Machine Translation/Evaluation

Why we need evaluation

In many NLP tasks, researchers need to know if their changes to algorithms improve or degrade the overall performance. In MT, we evaluate performance of MT systems.

Evaluation of MT is harder than many other NLP tasks since there isn't only one perfect translation of a sentence, there are many semantically equivalent or similar sentences.

To do:
put an example here

What is evaluated?

Fluency

Is the translation in natural word order? Is the text fluent? Does it contain grammar errors?

Adequacy

Does the translation preserve the meaning of the origin? Is part of the meaning lost, added or skewed?

Intelligibility

Is the translation comprehensible?

Manual evaluation

In manual evaluation, annotators usually assess the previous qualities on scale of 5^{[citation needed]}.

adequacy		fluency
5	all meaning	5	flawless English
4	most meaning	4	good
3	much meaning	3	non-native
2	little meaning	2	dis-fluent
1	no meaning	1	incomprehensible

To do:
add example of an annotation tool here

Disadvantages of manual evaluation are clear as it is:

slow,
expensive,
subjective

Inter-annotator agreement (IAA) studies sho that people agree more when assessing fluency than adequacy.^{[citation needed]}

The evaluation can be formulated as comparison of two candidate translations which might be much easier for annotators to assess. It can increase IAA^{[citation needed]}.

Post-editing time

Cost saved

Automatic evaluation

Since manual evaluation is very slow and costly, automatic methods are used.

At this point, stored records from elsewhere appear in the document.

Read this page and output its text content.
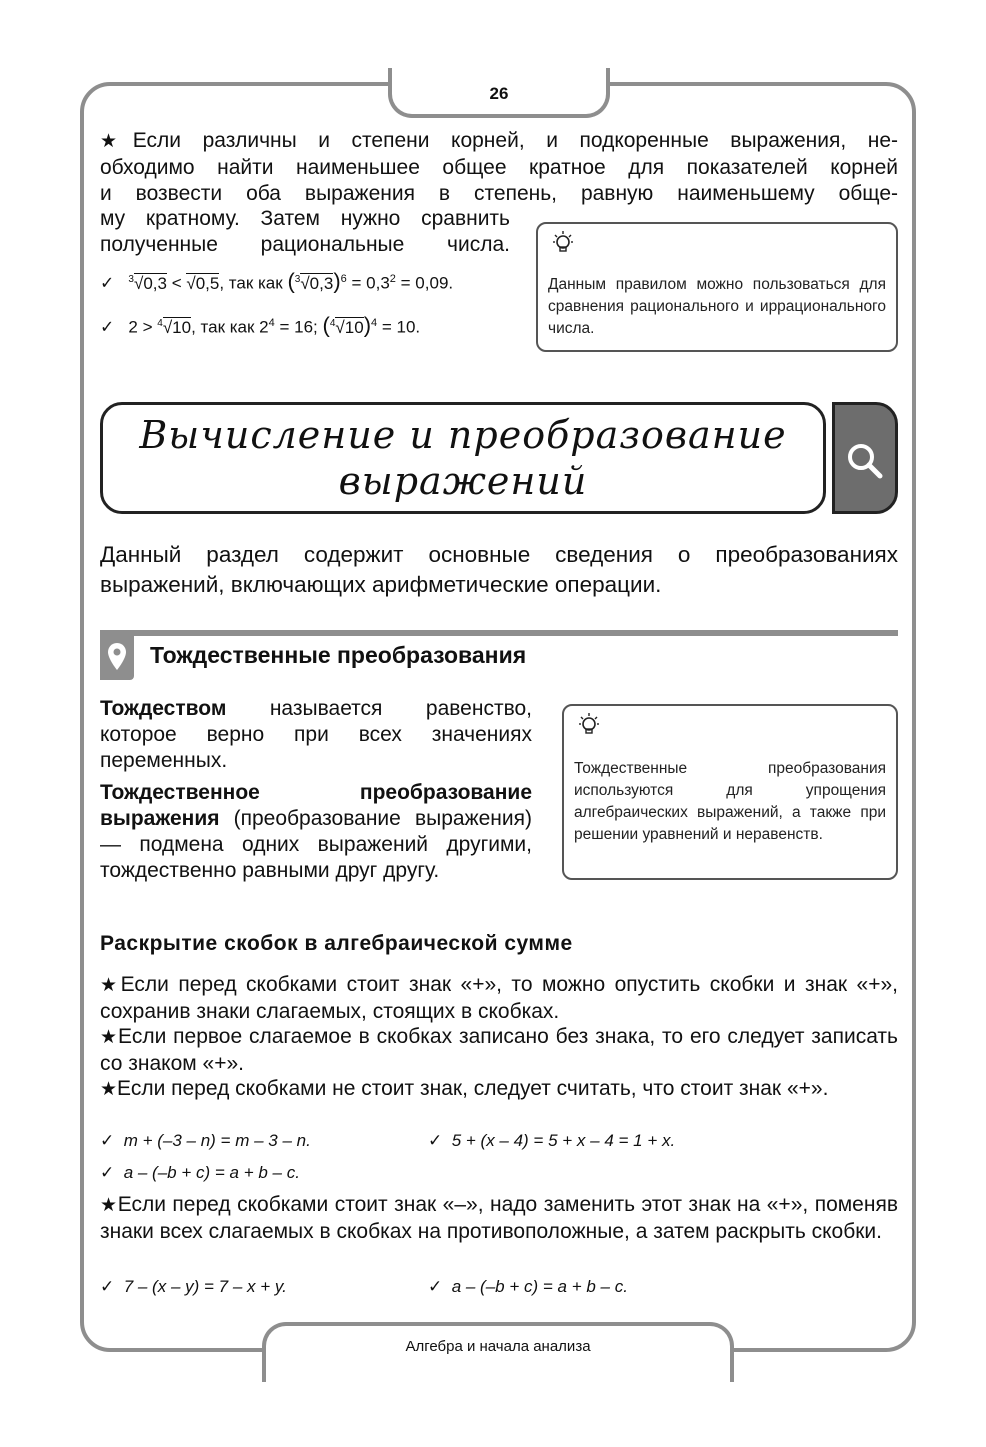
26
★Если различны и степени корней, и подкоренные выражения, не-
обходимо найти наименьшее общее кратное для показателей корней
и возвести оба выражения в степень, равную наименьшему обще-
му кратному. Затем нужно сравнить
полученные рациональные числа.
✓ $^3$√0,3 < √0,5, так как $(^3√0,3)^6 = 0,3^2 = 0,09$.
✓ 2 > $^4$√10, так как $2^4 = 16$; $(^4√10)^4 = 10$.
Данным правилом можно пользоваться для сравнения рационального и иррационального числа.
Вычисление и преобразование
выражений
Данный раздел содержит основные сведения о преобразованиях выражений, включающих арифметические операции.
Тождественные преобразования
Тождеством называется равенство, которое верно при всех значениях переменных.
Тождественное преобразование выражения (преобразование выражения) — подмена одних выражений другими, тождественно равными друг другу.
Тождественные преобразования используются для упрощения алгебраических выражений, а также при решении уравнений и неравенств.
Раскрытие скобок в алгебраической сумме
★Если перед скобками стоит знак «+», то можно опустить скобки и знак «+», сохранив знаки слагаемых, стоящих в скобках.
★Если первое слагаемое в скобках записано без знака, то его следует записать со знаком «+».
★Если перед скобками не стоит знак, следует считать, что стоит знак «+».
✓ m + (–3 – n) = m – 3 – n.	✓ 5 + (x – 4) = 5 + x – 4 = 1 + x.
✓ a – (–b + c) = a + b – c.
★Если перед скобками стоит знак «–», надо заменить этот знак на «+», поменяв знаки всех слагаемых в скобках на противоположные, а затем раскрыть скобки.
✓ 7 – (x – y) = 7 – x + y.	✓ a – (–b + c) = a + b – c.
Алгебра и начала анализа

The paradox is that we let computers assess automatic translations which is like if we asked students to proofread their own essays. The problem is also that automatic methods usually output a score for a given pair or reference and candidate sentence which is not straightforward to interpret.

The main prerequisite is to have reference manual translations (gold standard) which are automatically compared to candidate translations from a MT system. Each candidate translation is compared to one or more reference translations and automatic metrics then quantify this comparison.

Recall and precision

These two metrics come from Information retrieval (IR) and are used also in evaluation of many NLP tasks. Their harmonic mean is called F-score and combines the two metrics into one score which is easier to work with. To be applied on MT quality evaluation, we need to represent candidate and reference sentences as bags of words (BOW).

${\text{F-score}}=2\times {{{\text{precision}}\times {\text{recall}}} \over {{\text{precision}}+{\text{recall}}}}$

The precision is defined as the number of correct words in a candidate sentence divided by the number of words in the candidate sentence. The recall has the same numerator, the denominator is the number of words in the reference sentence.

Let us consider the following pair of sentences. MT system output: I did not something wrong, reference translation: I have not done anything wrong.

${\text{precision}}={3 \over 5}=60\%$ ${\text{recall}}={3 \over 6}=50\%$ ${\text{F-score}}=2\times {{0.6\times 0.5} \over {0.6+0.5}}=54\%$

It is obvious that the formula does not capture word-order so if the candidate translation contains all words but in any scrumbled order, the F-score will be 100%.

N-gram methods

This class of evaluation metrics uses n-gram precision between candidate and reference sentences. N-grams help to capture word order.

BLEU

Probably the most popular evaluation metrics is BLEU^{[citation needed]}. It was developed at IBM by Papineni and coauthors. It uses precision of n-grams up to $n=4$ and also penalizes too short candidate sentences. The right translation is expected to have the same length as reference translations.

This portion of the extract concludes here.